No complete, enforceable and binding contract can be found in the correspondence and surrounding circumstances in which it was written. Implicit in the agreement to write off $500 (assuming but not deciding that being "agreeable" to such a writing off is an agreement to do so), is that it would be done in consideration of the payment of the remainder of the judgment. Otherwise there was no consideration for the agreement. It does not appear that the parties considered the election not to file a motion for a rehearing a consideration for the promise to write off the $500. There was no meeting of the minds of the attorneys, who were acting for their clients, as to the manner in which the judgment was to be paid. Ordinarily such payments are made by check to the attorney alone, or to the client alone, in which latter case the attorney could endorse for the client. If there could be any implied agreement in the circumstances as to how the judgment would be paid it would have to be in one of the above methods.
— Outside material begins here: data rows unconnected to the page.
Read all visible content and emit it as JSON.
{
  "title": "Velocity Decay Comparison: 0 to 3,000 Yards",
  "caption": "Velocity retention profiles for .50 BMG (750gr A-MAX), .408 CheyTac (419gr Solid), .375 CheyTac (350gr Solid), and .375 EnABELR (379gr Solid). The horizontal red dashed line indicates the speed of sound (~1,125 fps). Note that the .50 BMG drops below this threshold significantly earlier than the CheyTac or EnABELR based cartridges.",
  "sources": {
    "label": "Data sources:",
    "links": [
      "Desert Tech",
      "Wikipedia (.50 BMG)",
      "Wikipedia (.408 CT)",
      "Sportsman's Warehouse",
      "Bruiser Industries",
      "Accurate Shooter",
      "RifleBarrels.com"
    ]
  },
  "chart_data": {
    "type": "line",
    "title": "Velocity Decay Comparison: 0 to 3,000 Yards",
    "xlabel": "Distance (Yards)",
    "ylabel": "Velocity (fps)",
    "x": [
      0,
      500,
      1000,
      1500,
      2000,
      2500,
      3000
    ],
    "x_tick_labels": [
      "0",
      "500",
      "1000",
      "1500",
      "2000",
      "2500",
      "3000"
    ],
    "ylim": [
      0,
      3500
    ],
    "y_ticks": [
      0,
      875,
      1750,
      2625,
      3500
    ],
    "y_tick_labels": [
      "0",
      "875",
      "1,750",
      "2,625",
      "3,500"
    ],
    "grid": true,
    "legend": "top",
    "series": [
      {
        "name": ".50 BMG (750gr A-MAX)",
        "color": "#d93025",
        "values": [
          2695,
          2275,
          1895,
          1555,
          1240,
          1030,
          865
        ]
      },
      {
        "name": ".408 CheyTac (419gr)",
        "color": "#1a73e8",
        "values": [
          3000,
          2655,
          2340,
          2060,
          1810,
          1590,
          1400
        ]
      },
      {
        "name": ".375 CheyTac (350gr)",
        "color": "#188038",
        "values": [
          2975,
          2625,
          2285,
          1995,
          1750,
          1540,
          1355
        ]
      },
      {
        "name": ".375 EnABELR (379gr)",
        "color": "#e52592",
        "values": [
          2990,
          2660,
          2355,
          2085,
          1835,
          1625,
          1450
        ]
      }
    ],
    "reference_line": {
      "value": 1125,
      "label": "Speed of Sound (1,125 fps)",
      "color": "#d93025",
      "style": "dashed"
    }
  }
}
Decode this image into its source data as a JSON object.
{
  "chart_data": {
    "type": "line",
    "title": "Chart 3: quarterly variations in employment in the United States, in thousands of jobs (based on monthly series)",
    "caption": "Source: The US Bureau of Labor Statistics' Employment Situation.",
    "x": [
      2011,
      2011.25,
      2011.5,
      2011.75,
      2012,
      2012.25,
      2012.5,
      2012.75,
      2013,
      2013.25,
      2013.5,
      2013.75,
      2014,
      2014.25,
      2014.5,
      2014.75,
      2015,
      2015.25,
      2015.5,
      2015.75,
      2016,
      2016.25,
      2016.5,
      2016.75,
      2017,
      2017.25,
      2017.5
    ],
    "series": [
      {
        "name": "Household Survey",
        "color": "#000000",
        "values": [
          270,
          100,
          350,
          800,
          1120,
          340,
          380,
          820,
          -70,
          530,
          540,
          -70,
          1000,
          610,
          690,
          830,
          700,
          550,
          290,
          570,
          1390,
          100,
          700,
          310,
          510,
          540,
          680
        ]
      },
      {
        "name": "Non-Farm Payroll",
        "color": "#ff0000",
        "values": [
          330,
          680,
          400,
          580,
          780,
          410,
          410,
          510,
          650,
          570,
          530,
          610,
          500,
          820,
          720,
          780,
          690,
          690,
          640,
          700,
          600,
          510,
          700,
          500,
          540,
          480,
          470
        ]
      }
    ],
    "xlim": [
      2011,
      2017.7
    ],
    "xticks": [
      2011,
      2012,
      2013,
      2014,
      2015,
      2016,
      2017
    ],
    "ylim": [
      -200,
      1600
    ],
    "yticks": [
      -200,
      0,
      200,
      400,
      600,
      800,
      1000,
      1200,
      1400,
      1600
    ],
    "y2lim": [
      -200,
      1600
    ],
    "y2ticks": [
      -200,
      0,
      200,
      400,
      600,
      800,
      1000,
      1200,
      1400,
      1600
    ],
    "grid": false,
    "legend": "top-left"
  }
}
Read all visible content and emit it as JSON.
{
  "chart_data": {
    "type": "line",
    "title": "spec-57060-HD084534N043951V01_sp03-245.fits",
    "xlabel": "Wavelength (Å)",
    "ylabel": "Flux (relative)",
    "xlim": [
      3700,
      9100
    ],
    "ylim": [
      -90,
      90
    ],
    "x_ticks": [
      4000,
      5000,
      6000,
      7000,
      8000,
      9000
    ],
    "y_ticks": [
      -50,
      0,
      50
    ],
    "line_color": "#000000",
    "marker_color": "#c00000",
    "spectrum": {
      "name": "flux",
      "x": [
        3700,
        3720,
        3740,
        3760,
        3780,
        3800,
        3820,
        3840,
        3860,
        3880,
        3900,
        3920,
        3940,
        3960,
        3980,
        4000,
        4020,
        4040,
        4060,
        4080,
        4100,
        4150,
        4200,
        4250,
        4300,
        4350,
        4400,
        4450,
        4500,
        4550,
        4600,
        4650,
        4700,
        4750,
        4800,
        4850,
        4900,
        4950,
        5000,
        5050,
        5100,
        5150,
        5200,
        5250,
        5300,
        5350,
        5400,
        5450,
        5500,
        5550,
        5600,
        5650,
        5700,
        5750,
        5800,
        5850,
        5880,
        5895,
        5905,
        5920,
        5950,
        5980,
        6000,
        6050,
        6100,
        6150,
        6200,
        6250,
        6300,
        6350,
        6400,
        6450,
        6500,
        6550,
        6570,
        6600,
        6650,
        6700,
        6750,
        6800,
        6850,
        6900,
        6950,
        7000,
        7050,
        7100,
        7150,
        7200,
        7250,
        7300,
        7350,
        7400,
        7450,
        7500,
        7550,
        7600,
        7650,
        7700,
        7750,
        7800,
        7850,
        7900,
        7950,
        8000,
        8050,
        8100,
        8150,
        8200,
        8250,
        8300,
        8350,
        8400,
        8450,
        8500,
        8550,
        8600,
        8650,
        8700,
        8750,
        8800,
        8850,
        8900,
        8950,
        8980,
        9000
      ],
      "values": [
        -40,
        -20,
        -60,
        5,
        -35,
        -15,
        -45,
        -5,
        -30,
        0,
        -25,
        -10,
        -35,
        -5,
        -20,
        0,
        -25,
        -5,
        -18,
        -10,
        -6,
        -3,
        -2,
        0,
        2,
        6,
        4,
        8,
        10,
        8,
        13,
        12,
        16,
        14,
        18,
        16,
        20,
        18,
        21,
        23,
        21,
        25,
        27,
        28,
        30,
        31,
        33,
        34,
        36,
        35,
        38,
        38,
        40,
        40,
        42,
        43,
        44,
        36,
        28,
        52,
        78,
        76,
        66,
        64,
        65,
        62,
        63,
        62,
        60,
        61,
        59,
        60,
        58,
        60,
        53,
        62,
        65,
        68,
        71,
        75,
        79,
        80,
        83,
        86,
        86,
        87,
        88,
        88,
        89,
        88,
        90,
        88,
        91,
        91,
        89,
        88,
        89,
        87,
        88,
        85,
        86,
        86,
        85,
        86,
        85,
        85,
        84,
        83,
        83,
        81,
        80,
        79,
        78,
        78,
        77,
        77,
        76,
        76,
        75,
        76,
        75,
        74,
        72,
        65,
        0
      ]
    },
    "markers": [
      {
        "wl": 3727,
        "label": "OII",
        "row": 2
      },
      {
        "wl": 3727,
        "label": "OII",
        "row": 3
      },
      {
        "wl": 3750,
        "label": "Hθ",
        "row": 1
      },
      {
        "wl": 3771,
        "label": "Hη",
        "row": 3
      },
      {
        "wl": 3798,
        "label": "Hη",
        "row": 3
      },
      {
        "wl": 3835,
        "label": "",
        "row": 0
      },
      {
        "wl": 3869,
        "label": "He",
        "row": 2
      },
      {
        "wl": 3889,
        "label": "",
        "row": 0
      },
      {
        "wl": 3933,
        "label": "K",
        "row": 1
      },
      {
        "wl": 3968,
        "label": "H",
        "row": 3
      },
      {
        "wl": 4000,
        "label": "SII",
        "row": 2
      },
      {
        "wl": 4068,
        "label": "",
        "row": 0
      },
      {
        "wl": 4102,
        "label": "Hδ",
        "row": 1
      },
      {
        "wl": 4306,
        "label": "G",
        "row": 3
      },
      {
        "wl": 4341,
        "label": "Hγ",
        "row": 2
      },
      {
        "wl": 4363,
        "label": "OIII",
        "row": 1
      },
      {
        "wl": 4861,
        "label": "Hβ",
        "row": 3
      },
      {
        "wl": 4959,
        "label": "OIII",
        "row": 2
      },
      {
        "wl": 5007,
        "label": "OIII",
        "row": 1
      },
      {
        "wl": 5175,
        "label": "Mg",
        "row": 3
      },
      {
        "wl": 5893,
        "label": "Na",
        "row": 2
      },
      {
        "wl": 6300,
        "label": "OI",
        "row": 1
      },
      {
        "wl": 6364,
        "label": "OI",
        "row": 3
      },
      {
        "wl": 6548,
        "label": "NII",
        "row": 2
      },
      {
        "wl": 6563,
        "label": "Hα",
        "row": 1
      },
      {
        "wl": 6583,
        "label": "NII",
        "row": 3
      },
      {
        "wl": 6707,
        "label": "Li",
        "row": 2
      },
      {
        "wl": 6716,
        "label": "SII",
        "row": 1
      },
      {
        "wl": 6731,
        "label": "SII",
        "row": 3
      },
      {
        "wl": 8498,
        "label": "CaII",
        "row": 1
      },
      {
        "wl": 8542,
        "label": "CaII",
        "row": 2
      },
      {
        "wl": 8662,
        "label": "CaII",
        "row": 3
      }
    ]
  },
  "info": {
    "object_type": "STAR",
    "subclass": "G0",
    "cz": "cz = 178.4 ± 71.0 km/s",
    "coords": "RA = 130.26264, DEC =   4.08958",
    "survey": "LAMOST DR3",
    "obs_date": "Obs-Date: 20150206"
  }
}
The draft tendered was one suitable to cases where claims are settled without being reduced to judgments, in which event the insurance company or the insured has a right to insist on a receipt in full from the judgment creditor of the insured, releasing the insured from all claims arising from the incident giving rise to the cause of action. In this case a judgment was obtained. There was no claim for personal injury so there was no basis for the demand for a receipt and release from the judgment creditor. The attorney for Mr. Mangum was justified in refusing to accept the draft tendered and in demanding cash whether his doing so be considered reasonable or unreasonable. The contention that Mangum is precluded from contending that the write-off was not effected because he precluded the other party from filing a motion for a rehearing is without merit because after the draft tendered was declined and returned the insurer had ten days in which to pay the judgment in cash and assure the writing off of the punitive damages. This it chose not to do. Hence the present appeal.
The court erred in writing off the punitive damages and in ending the case.
Fulcher, Fulcher, Hagler & Harper, Gould B. Hagler, contra.
Randall Evans, Jr., for plaintiff in error.
DECIDED OCTOBER 2, 1963 -- REHEARING DENIED OCTOBER 23, 1963.